Tout en parlant ainsi, Strand jetait avec complaisance un regard sur les vieux matelots qui se tenaient un peu à l’écart par respect, comme pour leur dire : voyez quel vieil ami de votre capitaine vous avez le bonheur d’avoir en la personne de votre maître d’équipage !

— Oh ! vous parlez des Indes occidentales ? C’est approcher davantage de la vérité. Cependant elles n’offrent rien qu’on puisse comparer à ceci. Voyez ces belles montagnes couvertes d’habitations qui descendent jusque sur le bord de la mer.
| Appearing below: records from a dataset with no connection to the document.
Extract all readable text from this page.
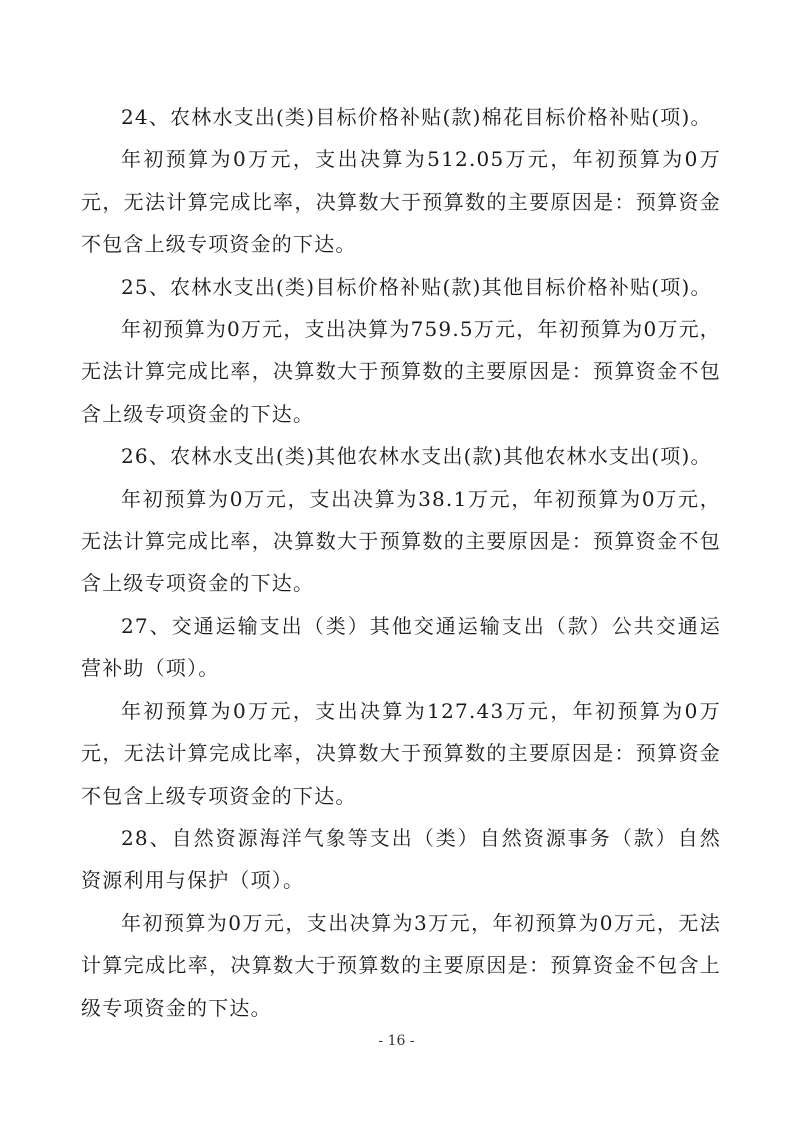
24、农林水支出(类)目标价格补贴(款)棉花目标价格补贴(项)。

年初预算为0万元，支出决算为512.05万元，年初预算为0万元，无法计算完成比率，决算数大于预算数的主要原因是：预算资金不包含上级专项资金的下达。

25、农林水支出(类)目标价格补贴(款)其他目标价格补贴(项)。

年初预算为0万元，支出决算为759.5万元，年初预算为0万元，无法计算完成比率，决算数大于预算数的主要原因是：预算资金不包含上级专项资金的下达。

26、农林水支出(类)其他农林水支出(款)其他农林水支出(项)。

年初预算为0万元，支出决算为38.1万元，年初预算为0万元，无法计算完成比率，决算数大于预算数的主要原因是：预算资金不包含上级专项资金的下达。

27、交通运输支出（类）其他交通运输支出（款）公共交通运营补助（项）。

年初预算为0万元，支出决算为127.43万元，年初预算为0万元，无法计算完成比率，决算数大于预算数的主要原因是：预算资金不包含上级专项资金的下达。

28、自然资源海洋气象等支出（类）自然资源事务（款）自然资源利用与保护（项）。

年初预算为0万元，支出决算为3万元，年初预算为0万元，无法计算完成比率，决算数大于预算数的主要原因是：预算资金不包含上级专项资金的下达。

- 16 -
— Quant à ces habitations, capitaine, que sont-elles, comparées à une rue de Londres ? Entrez dans Cheapside, par exemple, et, tout en marchant, comptez les maisons à tribord, et je réponds sur ma vie qu’en moins d’une demi-heure vous aurez compté plus de maisons qu’il n’y en a sur toutes ces montagnes jointes ensemble. Et faites attention qu’en comptant à tribord, ce n’est que la moitié, car chaque Jack à tribord à sa Jenny à bâbord. Après ce que j’ai vu dans toutes mes croisières, capitaine, je regarde Londres comme la plus belle vue qui soit dans la nature.

— Je n’en sais rien, Strand ; mais en fait de côtes on peut se contenter de celle ci. — Cette ville que vous voyez la-bas se nomme Amalfi. On dit que c’était autrefois une place très-commerçante.

— Une place commerçante, capitaine ! — Sur ma foi, ce n’est qu’un petit village, ou tout au plus un bourg, bâti dans un creux. On n’y voit ni port, ni bassin, ni même un chantier pour y radouber un bâtiment au besoin. Le commerce d’une pareille ville devait se faire à dos d’âne et de mulet, comme celui dont il est parlé dans la Bible.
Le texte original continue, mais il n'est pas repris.